I recently shared my fibro diagnosis with my Usborne Books & More leadership team. These women have become such rocks to me, and I felt compelled to help them understand me better. So, I opened up to them and explained a bit about my diagnosis. That night, one of my leaders sent me a heartfelt message explaining that her mother-in-law has fibro and is heavily involved in research and education of this illness. A few days later, a book arrived in my mailbox, a gift from my sweet friend. That book, The FibroManual by Dr. Ginevra Liptan, has become my best-book-friend in the past few weeks. I’ve cried over passages that explain so much about my history and where I am now. It’s a book that’s given me hope that while there isn’t a cure, I can learn to manage fibro the best I can through diet and exercise, among other practices in mindfulness, etc. Here’s a passage from the book that has helped give so much meaning and purpose to this illness for me:
“I am done feeling ashamed. My hypervigilant nervous system keeps me attuned to subtle changes in other people’s emotional states and in my environment. It has helped me to become a better doctor. And my intimate experiences with pain and suffering have made me a better human being.”

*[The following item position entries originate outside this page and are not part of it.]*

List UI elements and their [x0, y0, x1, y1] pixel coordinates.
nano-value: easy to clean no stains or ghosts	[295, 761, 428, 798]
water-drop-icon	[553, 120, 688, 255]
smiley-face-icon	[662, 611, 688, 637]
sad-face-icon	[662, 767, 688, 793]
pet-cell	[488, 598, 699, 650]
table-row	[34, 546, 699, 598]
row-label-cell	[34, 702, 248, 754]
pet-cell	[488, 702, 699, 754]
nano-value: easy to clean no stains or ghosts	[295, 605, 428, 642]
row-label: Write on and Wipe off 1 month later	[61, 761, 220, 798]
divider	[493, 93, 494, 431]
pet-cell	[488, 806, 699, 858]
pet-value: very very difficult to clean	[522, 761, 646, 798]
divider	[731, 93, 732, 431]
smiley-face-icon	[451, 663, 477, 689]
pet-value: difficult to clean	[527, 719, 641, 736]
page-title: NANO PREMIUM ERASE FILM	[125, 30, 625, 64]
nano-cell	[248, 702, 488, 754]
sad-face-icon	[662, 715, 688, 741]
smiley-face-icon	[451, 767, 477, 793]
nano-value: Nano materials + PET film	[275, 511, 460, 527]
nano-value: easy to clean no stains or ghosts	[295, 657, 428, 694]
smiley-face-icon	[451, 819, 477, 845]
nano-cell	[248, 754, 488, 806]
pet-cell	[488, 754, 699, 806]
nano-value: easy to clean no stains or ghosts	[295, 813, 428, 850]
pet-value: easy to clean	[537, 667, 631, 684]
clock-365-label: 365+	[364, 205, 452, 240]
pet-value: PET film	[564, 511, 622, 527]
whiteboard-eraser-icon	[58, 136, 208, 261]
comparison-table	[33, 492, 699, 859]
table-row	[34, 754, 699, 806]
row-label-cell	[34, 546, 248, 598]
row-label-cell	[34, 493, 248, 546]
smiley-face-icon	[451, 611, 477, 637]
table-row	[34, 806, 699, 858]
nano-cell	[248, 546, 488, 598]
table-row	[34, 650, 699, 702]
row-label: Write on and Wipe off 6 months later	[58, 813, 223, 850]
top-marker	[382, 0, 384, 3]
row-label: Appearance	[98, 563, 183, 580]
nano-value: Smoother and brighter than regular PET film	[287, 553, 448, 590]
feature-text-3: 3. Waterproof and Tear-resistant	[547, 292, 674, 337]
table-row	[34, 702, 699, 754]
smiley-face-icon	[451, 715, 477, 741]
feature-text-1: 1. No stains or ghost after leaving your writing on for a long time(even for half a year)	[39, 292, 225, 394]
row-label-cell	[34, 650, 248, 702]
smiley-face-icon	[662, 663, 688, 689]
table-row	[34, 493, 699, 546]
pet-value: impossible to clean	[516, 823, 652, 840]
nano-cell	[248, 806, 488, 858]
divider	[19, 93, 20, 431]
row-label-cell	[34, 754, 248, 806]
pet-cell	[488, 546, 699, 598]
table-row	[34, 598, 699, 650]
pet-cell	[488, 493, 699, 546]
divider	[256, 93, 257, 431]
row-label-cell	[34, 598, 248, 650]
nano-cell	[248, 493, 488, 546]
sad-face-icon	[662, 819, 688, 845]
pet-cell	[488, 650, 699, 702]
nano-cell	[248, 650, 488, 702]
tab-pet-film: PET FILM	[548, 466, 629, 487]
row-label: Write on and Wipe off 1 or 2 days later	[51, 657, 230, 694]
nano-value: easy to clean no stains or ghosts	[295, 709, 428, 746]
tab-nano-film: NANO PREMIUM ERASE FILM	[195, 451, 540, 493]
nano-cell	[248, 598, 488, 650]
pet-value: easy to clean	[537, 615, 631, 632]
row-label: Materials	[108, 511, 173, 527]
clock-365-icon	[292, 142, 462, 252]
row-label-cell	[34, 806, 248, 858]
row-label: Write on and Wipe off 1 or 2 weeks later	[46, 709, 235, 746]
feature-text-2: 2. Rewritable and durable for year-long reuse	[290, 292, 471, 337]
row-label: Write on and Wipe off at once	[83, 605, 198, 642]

My intimate experience with pain, my walk with these limitations, is helping me to be more than I could have been as a healthy version of myself. In a way, this curse is actually a blessing, and I’m choosing to turn my face to the sunshine and cast the shadows behind me. I will use this to be a better wife, mother, daughter, friend… I will not let it break me and I won’t let it define me in terms of my limitations. Instead, I’m finding strength beyond my own and I know that I will be okay. I will, because I don’t have a choice. This life is too good to simply endure it… I’m here to live it. This diagnosis gives me a place to start, so I can truly live this life to its fullest.